The man who represents Ferguson in the US Congress decided the police need the military hardware the Pentagon is handing out. I wonder is he's changed his mind. He, along with the vast majority of representatives, including the leadership on both sides of the aisle, voted against an amendment to stop the practice.
http://reason.com/blog/2014/08/14/fergusons-rep-lacy-clay-voted-against-am
Madam Chair, you may recall, yesterday, I gave an impassioned plea in favor of a different version of this amendment, which was ruled out of order. I am hoping for a better result tonight; but in any event, there is only so much passion in the world, so I will keep my remarks short.

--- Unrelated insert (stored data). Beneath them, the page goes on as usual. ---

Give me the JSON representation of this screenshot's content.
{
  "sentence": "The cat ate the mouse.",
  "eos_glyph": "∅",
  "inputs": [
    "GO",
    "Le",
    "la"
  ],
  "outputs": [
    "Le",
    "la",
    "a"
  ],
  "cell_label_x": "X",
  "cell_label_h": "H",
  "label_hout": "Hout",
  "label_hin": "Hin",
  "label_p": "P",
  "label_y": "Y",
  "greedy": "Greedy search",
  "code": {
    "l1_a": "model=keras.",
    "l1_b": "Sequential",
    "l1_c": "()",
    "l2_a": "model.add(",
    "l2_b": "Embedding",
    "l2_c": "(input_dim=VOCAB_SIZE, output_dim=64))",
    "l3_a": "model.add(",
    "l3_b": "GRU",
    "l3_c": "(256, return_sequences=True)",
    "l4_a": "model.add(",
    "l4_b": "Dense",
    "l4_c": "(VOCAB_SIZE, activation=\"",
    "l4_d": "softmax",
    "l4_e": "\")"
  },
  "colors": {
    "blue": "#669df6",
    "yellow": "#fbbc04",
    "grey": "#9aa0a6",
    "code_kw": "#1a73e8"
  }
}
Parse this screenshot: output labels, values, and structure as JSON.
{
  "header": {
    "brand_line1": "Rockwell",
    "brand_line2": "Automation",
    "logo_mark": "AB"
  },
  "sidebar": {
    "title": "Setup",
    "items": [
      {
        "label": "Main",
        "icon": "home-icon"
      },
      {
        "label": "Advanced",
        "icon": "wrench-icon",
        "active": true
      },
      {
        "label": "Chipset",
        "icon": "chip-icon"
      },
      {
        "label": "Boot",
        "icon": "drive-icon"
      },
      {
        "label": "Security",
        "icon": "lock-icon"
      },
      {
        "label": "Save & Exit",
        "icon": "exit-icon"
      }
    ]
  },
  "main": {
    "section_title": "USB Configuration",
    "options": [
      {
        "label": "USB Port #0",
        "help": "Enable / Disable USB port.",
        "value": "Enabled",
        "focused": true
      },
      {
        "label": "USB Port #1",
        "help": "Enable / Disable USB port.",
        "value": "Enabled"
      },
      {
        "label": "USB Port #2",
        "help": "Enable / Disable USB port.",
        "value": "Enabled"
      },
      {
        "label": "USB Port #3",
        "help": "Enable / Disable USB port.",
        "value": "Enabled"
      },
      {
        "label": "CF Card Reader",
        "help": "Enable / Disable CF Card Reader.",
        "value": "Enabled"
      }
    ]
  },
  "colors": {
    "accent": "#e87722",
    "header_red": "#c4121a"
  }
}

I rise today to address a growing problem throughout our country, which is the militarization of local law enforcement agencies. The New York Times recently reported that police departments have received thousands of pieces of camouflage and night-vision equipment and hundreds of silencers, armored cars, and aircraft directly from the Department of Defense. These are military weapons. I think this is appalling. That is why my amendment would prohibit the Department of Defense from gifting excess equipment, such as aircraft--including drones--armored vehicles, grenade launchers, silencers, and bombs to local police departments. Those weapons have no place in our streets, regardless of who may be deploying them. As The New York Times article ``War Gear Flows to Police Departments'' explains:
Police SWAT teams are now deployed tens of thousands of times each year, increasingly for routine jobs. Masked, heavily armed police officers in Louisiana raided a nightclub in 2006 as part of a liquor inspection. In Florida in 2010, officers in SWAT gear and with guns drawn carried out raids on barbershops that mostly led only to charges of ``barbering without a license.''
One South Carolina sheriff's department now takes a new tank that it received from the Department of Defense with a mounted .50-caliber gun to schools and community events. The department's spokesman calls that tank a ``conversation starter.'' I don't think this is the way I want my America to be. I think we should help our police act like public servants, not like warriors at war.